There are around 140 countries producing citrus fruits but Brazil, The United States and China by far produce the most. Production of citrus is constantly growing but currently sits around the 110 million ton mark and covers 18.7 million acres. In terms of lemons and limes this figure is about 13.7 million tons (and no I will not be squeezing out any smiles there). In terms of the production per acre is usually around the 5.3-6.7 tons per acre mark. Most stunningly is the fact that about 90% of all the citrus fruits produced globally are actually consumed domestically (in the country of production). Whilst it’s not the biggest producer of citrus fruits the Mediterranean region is certainly the biggest exporter of citrus in its fruit (rather than juice) form. In terms of imports the UK, the Netherlands, France and Germany are the biggest importers. This shouldn’t be too surprising as these countries suffer from bitter winters in which citrus plants struggle to survive and produce good yields.
Lemons are pretty great. They are hugely important in boosting the human resistance to a range of health problems thanks to their high vitamin and reasonable fibre content. The citric acid in lemons may help prevent the formation of kidney stones. Citric acid and vitamin C both help the body absorb iron which can help to prevent anaemia in people with low amounts of Iron in their blood. Their high vitamin C levels whilst beneficial when you have a cold also help to reduce the risk of cardiovascular disease which is also helped by the plant compounds hesperidin and diosmin found in lemons.
Threats to and Impacts of Production
Whilst I’ve painted a pretty rosy picture so far but here comes the doom and gloom (sorry in advance). We’re going to focus on the production of citrus fruits in Florida here as it’s a pretty good representation of the threats to citrus production globally.
The majority of the water (about 90%) being used in Florida comes not from the sky but from the permeable aquifers underground.
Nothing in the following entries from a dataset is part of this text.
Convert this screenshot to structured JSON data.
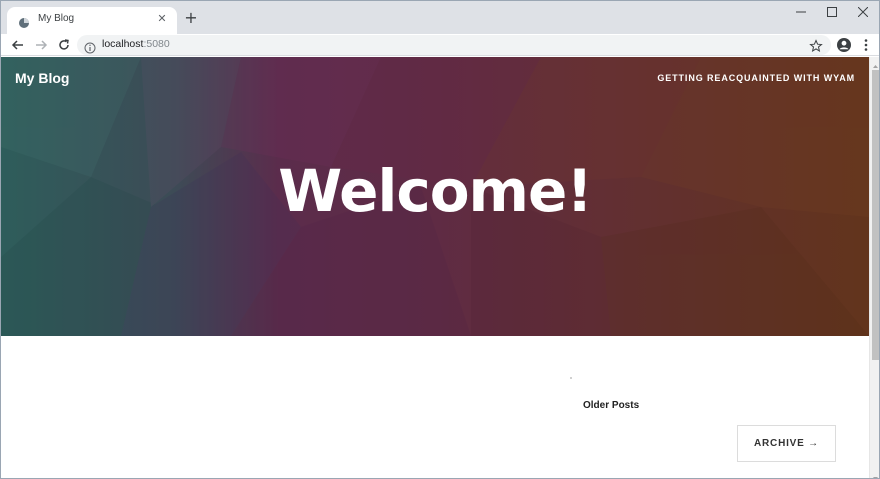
{
  "browser": {
    "tab_title": "My Blog",
    "tab_close": "✕",
    "new_tab": "+",
    "url_host": "localhost",
    "url_port": ":5080"
  },
  "site": {
    "brand": "My Blog",
    "nav_link": "GETTING REACQUAINTED WITH WYAM",
    "hero_title": "Welcome!",
    "older_posts_label": "Older Posts",
    "archive_button": "ARCHIVE →"
  },
  "colors": {
    "hero_left": "#2e5d5b",
    "hero_middle": "#5e2a46",
    "hero_right": "#62341f",
    "tabstrip": "#dee1e6"
  },
  "icons": [
    "favicon-icon",
    "close-icon",
    "plus-icon",
    "minimize-icon",
    "maximize-icon",
    "window-close-icon",
    "back-arrow-icon",
    "forward-arrow-icon",
    "reload-icon",
    "info-icon",
    "star-icon",
    "profile-icon",
    "menu-dots-icon"
  ]
}
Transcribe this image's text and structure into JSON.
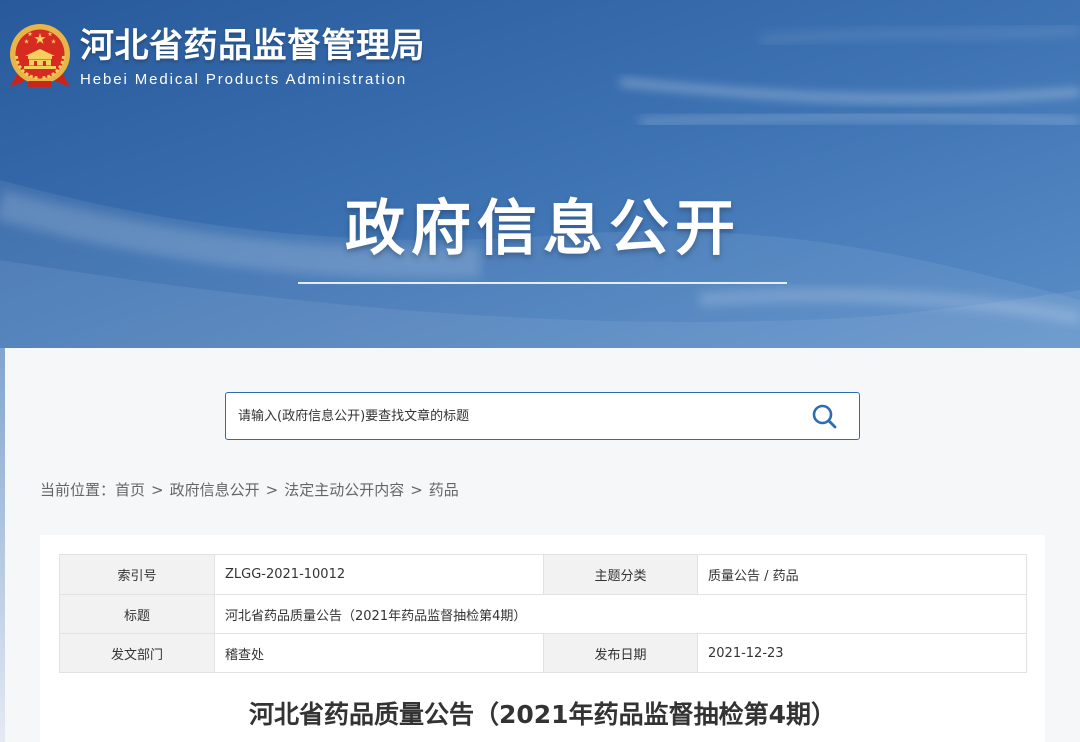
{
  "header": {
    "site_title": "河北省药品监督管理局",
    "site_subtitle": "Hebei Medical Products Administration",
    "emblem_icon": "national-emblem-icon",
    "section_title": "政府信息公开"
  },
  "search": {
    "placeholder": "请输入(政府信息公开)要查找文章的标题",
    "icon": "search-icon"
  },
  "breadcrumb": {
    "prefix": "当前位置：",
    "separator": ">",
    "items": [
      "首页",
      "政府信息公开",
      "法定主动公开内容",
      "药品"
    ]
  },
  "info_table": {
    "index_label": "索引号",
    "index_value": "ZLGG-2021-10012",
    "category_label": "主题分类",
    "category_value": "质量公告 / 药品",
    "title_label": "标题",
    "title_value": "河北省药品质量公告（2021年药品监督抽检第4期）",
    "department_label": "发文部门",
    "department_value": "稽查处",
    "date_label": "发布日期",
    "date_value": "2021-12-23"
  },
  "article": {
    "title": "河北省药品质量公告（2021年药品监督抽检第4期）"
  },
  "colors": {
    "header_blue": "#2f63a5",
    "accent_blue": "#2f6bb0",
    "label_bg": "#f2f2f2",
    "text": "#333333",
    "muted_text": "#666666"
  }
}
The extraction of this water has led to problems with sinkholes forming and saltwater permeating into previously fresh water wells. Agriculture isn’t entirely to blame but it does use around 50% of the water produced in the state. The problem with citrus groves is that they have relatively short root systems and they are very water hungry. Thanks to their tropical/subtropical origins they are evergreens that constantly shed and replace their leaves as they grow (resulting in a lot of wasted water). More damming is the evidence from Australian citrus production that shows mature citrus plants requiring 7-8 mega litres (1 Million Litres or 100,000 cubic meters) of water per hectare per annum to maintain healthy production. Ok, Florida’s stands in all honesty probably require a little less thanks to a slightly more favourable climate and some advancement in irrigation techniques but that’s still a lot of water. In the case of citrus, whilst it’s produced in 140 countries in how many of those countries is the climate suitable to long term sustainable production?